Singapore's changing bunker fuel industry dynamics
By Surabhi Sahu, Bunker Fuels Editor
Welcome to The Snapshot – our series examining the forces shaping and driving global commodities markets today. In this episode, let’s take a look at what’s happening in the world’s top bunkering port – Singapore.
Singapore’s bunker fuel sales in 2016 rose over 7% year on year to a record 48.6 million mt. And looking at data from January to September, sources expect Singapore bunker sales to hit 50 million mt. In contrast, volumes done at Fujairah, the world’s second largest bunkering port, was estimated to be at least 12 million mt in 2016.
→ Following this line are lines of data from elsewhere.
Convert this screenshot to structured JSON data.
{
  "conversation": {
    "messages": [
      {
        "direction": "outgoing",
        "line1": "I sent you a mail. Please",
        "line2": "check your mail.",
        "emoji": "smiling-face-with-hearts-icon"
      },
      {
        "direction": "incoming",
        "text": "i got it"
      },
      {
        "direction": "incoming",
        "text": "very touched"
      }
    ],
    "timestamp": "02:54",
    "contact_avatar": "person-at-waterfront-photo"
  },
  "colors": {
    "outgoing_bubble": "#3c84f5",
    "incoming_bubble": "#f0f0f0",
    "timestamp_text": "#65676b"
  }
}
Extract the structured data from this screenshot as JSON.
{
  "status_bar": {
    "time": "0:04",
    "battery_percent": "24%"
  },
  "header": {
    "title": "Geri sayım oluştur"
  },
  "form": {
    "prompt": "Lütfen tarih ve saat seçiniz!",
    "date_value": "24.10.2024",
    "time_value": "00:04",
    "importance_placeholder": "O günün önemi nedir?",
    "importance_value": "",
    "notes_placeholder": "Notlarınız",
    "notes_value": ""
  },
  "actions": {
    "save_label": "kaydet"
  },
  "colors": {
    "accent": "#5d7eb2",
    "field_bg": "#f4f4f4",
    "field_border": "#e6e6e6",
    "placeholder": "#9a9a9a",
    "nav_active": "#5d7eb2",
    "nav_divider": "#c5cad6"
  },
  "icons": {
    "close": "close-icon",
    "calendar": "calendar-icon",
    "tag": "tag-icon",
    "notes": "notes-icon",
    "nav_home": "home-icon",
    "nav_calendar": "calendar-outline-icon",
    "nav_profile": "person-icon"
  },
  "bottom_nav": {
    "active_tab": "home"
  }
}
While bunker sales in Singapore are expected to rise steadily, the number of players has been shrinking. This is in line with expectations of market participants, due to increased competition and the enforcement of mass flow meters back in January. MFMs measure the flow rate in the pipe, gauging the quantity as well as the mass and density of the fuel.
Singapore is the first country worldwide to make MFMs for fuel oil deliveries mandatory.
MFMs have increased transparency by curbing industry malpractices. But MFMs have also increased barging costs.
According to industry sources, depending on the parcel size, the cost of supplying bunker fuel via MFMs is about $4-$10/mt higher than without it.
Aegean Marine Petroleum recently announced its plan to voluntarily exit the Singapore market as a physical supplier from 2018 while retaining trading and support functions.
Uni Petroleum did not apply for a renewal of its bunker supplier license.
Universal Energy and Panoil Petroleum exited the industry after the Maritime and Port Authority of Singapore decided not to renew their bunker supplier licenses, which expired in August.
And Transocean Oil is the latest casualty. The MPA on November 6 said it had revoked on the same day the bunker supplier and bunker craft operator licenses of Transocean.
Platts data showed that the daily spot spread between delivered and ex-wharf 380 CST bunker averaged $3.74/mt last month, up from $2.45/mt in October 2016. The number itself shows the squeeze in suppliers' margins.
Rising costs do not bode well for some bunker players, particularly the smaller ones, who are already grappling with tough conditions in shipping. Shrinking margins and the threat of elevated counterparty risks are also adding to their woes.
Still, some say that the MFM is the need of the hour and an important step towards ensuring the bunker industry is 100% ethical.
After Singapore’s move, has the time come for other ports too to clean up their spill?